Higher Education Research and Development Society of Australasia
On 5 November 2025, the HERDSA Assessment Quality Special Interest Group and ASCILITE’s Transforming Assessment community jointly hosted a thought-provoking webinar titled Reimagining Assessment in Uncertain Times: Dialogues from the UK and Australia. The session brought together two leading voices to explore how higher education can evolve assessment practices amid rapid technological changes and persistent institutional inertia towards meaningful assessment systems.
Professor David Tree, Vice Dean (Education) and Professor of Life Sciences Education at Brunel University London, opened with a compelling case for integrated and synoptic assessment. Drawing on his multi-year program reform, he demonstrated how replacing fragmented, module-by-module assessments with an integrated approach can reduce assessment overload while deepening learning intentions. By aligning assessment tasks explicitly with program-level learning outcomes, the approach minimises extraneous cognitive load, eliminates unnecessary duplication, and frees cognitive capacity for genuine capability integration. Prof Tree’s most powerful message, however, was cautionary: technical redesign alone is insufficient. Deep-rooted cultural norms, modular thinking, underlying beliefs and risk aversion, mindset must be confronted first.

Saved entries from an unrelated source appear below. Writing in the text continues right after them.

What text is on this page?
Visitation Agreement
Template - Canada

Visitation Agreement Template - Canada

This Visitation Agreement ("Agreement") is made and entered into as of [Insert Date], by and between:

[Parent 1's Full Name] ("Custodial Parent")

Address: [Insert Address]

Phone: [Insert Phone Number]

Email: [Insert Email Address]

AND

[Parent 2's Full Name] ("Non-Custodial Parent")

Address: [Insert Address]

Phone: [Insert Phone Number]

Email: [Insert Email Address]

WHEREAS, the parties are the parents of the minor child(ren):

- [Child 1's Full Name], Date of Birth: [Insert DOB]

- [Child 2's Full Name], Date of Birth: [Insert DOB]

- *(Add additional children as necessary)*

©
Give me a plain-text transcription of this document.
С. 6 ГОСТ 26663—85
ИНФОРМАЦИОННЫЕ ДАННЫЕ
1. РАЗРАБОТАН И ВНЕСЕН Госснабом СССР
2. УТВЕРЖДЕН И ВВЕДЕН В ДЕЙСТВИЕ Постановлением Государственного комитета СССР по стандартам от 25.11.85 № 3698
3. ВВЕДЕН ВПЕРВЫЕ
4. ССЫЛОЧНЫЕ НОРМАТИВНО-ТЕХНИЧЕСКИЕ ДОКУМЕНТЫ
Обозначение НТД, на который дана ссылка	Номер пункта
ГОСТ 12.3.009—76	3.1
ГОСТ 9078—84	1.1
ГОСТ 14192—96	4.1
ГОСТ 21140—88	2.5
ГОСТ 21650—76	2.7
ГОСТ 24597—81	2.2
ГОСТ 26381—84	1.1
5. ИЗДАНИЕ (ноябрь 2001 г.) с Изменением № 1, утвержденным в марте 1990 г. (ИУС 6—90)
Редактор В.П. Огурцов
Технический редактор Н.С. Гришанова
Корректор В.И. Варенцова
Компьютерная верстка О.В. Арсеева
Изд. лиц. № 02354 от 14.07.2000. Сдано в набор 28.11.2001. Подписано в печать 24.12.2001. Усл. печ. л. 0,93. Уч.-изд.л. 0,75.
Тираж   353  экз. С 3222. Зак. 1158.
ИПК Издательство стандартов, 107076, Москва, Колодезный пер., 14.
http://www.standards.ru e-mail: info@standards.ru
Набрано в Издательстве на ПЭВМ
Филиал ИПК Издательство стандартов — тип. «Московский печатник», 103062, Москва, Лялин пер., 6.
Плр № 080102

David’s Talk: https://youtu.be/ph4ppV0Nd7I
The second presentation by Professor Peter Bryant, Associate Dean (Education) and Professor in Business Education at the University of Sydney, shifted the lens to the generative AI storm now sweeping through higher education. Acknowledging the discomfort many academics feel of being caught between institutional mandates to “embrace AI”, industry pressures, vendor hype, and legitimate concerns about academic integrity, Prof Bryant described educators as inhabiting a precarious “liminal zone” or “third space”. In this unsettled territory, old certainties have dissolved but new stable practices have yet to emerge. Rather than offering quick-fix AI policies or toolkits, he issued a provocative call: return to first principles. What is learning for? What do graduates actually need to thrive in an uncertain, AI-augmented world? Only by recentering on higher education’s core mission of meaningful learning, critical thinking, ethical judgment, , and the ability to navigate ambiguity can we design assessments that are future-resilient rather than merely AI-resistant.
Peter’s Talk https://youtu.be/ifUjQfY7l_M
Together, the two presentations built powerfully on earlier HERDSA–ASCILITE conversations about programmatic and program-level assessment, weaving together long-standing concerns about modular fragmentation with the urgent new realities of Gen AI.
The webinar concluded with a lively and practical Q&A in which participants explored actionable strategies for designing coherent, meaningful assessment systems while fully acknowledging the discomfort of the “liminal zone” most educators currently occupy amid the AI disruption.